Hi Mridul,
Thanks for your interest in exitmap.
On Fri, Mar 18, 2016 at 11:26:01AM +0530, Mridul Malpotra wrote:
I will also be reading the tech report on Exitmap and would be grateful if you can recommend any other resource(s) that I should be referring to.
Don't bother reading the technical report. The PETS paper that you've already read is the most recent version.
a. How was the bifurcation between stand-alone and same-process
modules decided? Are there any advantages to allow for multiple forked processes for specific modules?
Do you mean the modules that are written in pure Python versus the modules that use external tools? Generally, we prefer to have pure Python modules, but in some cases it's more convenient and practical to run an external tool, say openssl, and parse its output.
b. For testing active attacks, can there be modules developed
keeping other cleartext protocols like SNMP and Telnet in mind? Alternatively, is there a way to determine what protocols are being used over Tor and their popularity?
Yes, you can certainly write SNMP and Telnet modules. Depending on what particular attack you are trying to expose (e.g., credential sniffing, content injection), the complexity of this can range from straightforward to quite tricky.
At this point, we have no privacy-preserving way to measure port popularity.
c. How is Exitmap being crowdsourced currently? I'm interested to
know how data is being collected from volunteers running the scanner.
A bunch of people, including myself, occasionally run exitmap. Some of these people wrote their own modules, which is great, because simply re-running the same modules wouldn't be all that useful. If somebody catches a bad exit relay, we report the result to bad-relays@torproject.org.
You can see that the process is informal, which is problematic because scans are not archived centrally. It would be neat to have a server that accepts incoming scan results, archives them, and provides an interface to analyse scans. I don't consider this high priority, but you might want to add it as an optional task if you still have time towards the end of GSoC.
1. Achieve autonomous scanning in Exitmap with periodic scans that,
based on a certain algorithm, fetches relay descriptors and automates various subtasks for consistent data collection and verification. The main challenges that I expect will be intelligently recognizing which tasks to automate and when, and making the entire background process execution efficient in resource consumption.
This is the most important issue. A solid implementation of this would be very helpful.
2. Emulating multiple user interaction in individual modules and in
Exitmap overall to provide indistinguishability to Exitmap from regular users. I will try to explore libraries for this purpose like Splinter with Selenium or BeautifulSoup with Requests that help dynamically interaction with the web resource. The main challenges that I expect will be to scale this automated testing alongside the running asynchronous jobs and making the entire scans look like genuine user interactions. Any suggestions on better ways to do this will be helpful.

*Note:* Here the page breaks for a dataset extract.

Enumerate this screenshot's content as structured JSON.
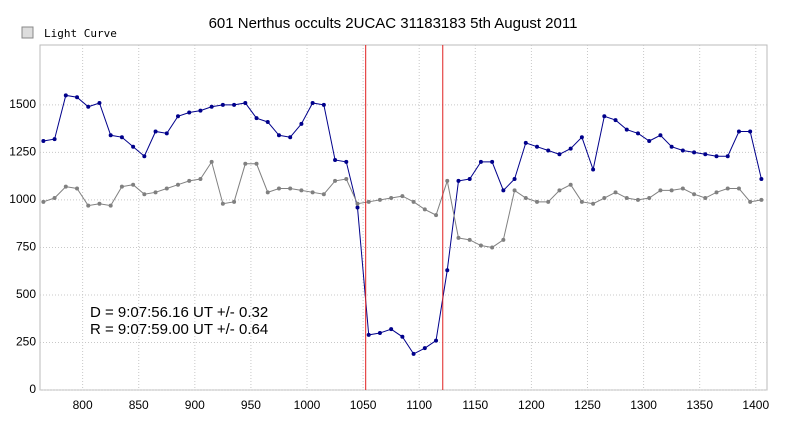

Yes, that would be great to have. At this point, we are mimicing Tor Browser, which doesn't work that well because the HTTP headers are stored in an orderless dictionary: https://github.com/NullHypothesis/exitmap/blob/master/src/util.py#L192
3. Making the codebase more robust by adding unit test cases. I
plan on using either the plain unittest/unittest2 framework or nose/nose2/pytest tools or any other alternatives that I may find or be recommended. I plan to simultaneously write the unit test cases for new code added and improve upon the exiting testing programs.
Sounds good. For what it's worth, py.test was added in commit 63671d3f.
4. (Optional) I read from the mail threads on the tor-dev mailing
list that the code needs to be converted to be Python3 compatible. Would like your opinion on whether it is a viable option and if it is possible, would like to include this in my list of tasks.
I haven't given it a shot myself, but I cannot think of a reason why it would be hard. (Famous last words!) I would add it to the list of optional tasks.
5. (Optional) If I can spare time in the milestone timeline and if
discussion leads to some clarity, I would like to add another module for more cleartext protocols that could be implemented like SNMP or Telnet. I am also looking at possible local to remote attacks that are active at the application layer and could be tested in Exitmap. I'll update if I find anything.
Sounds good.
Cheers, Philipp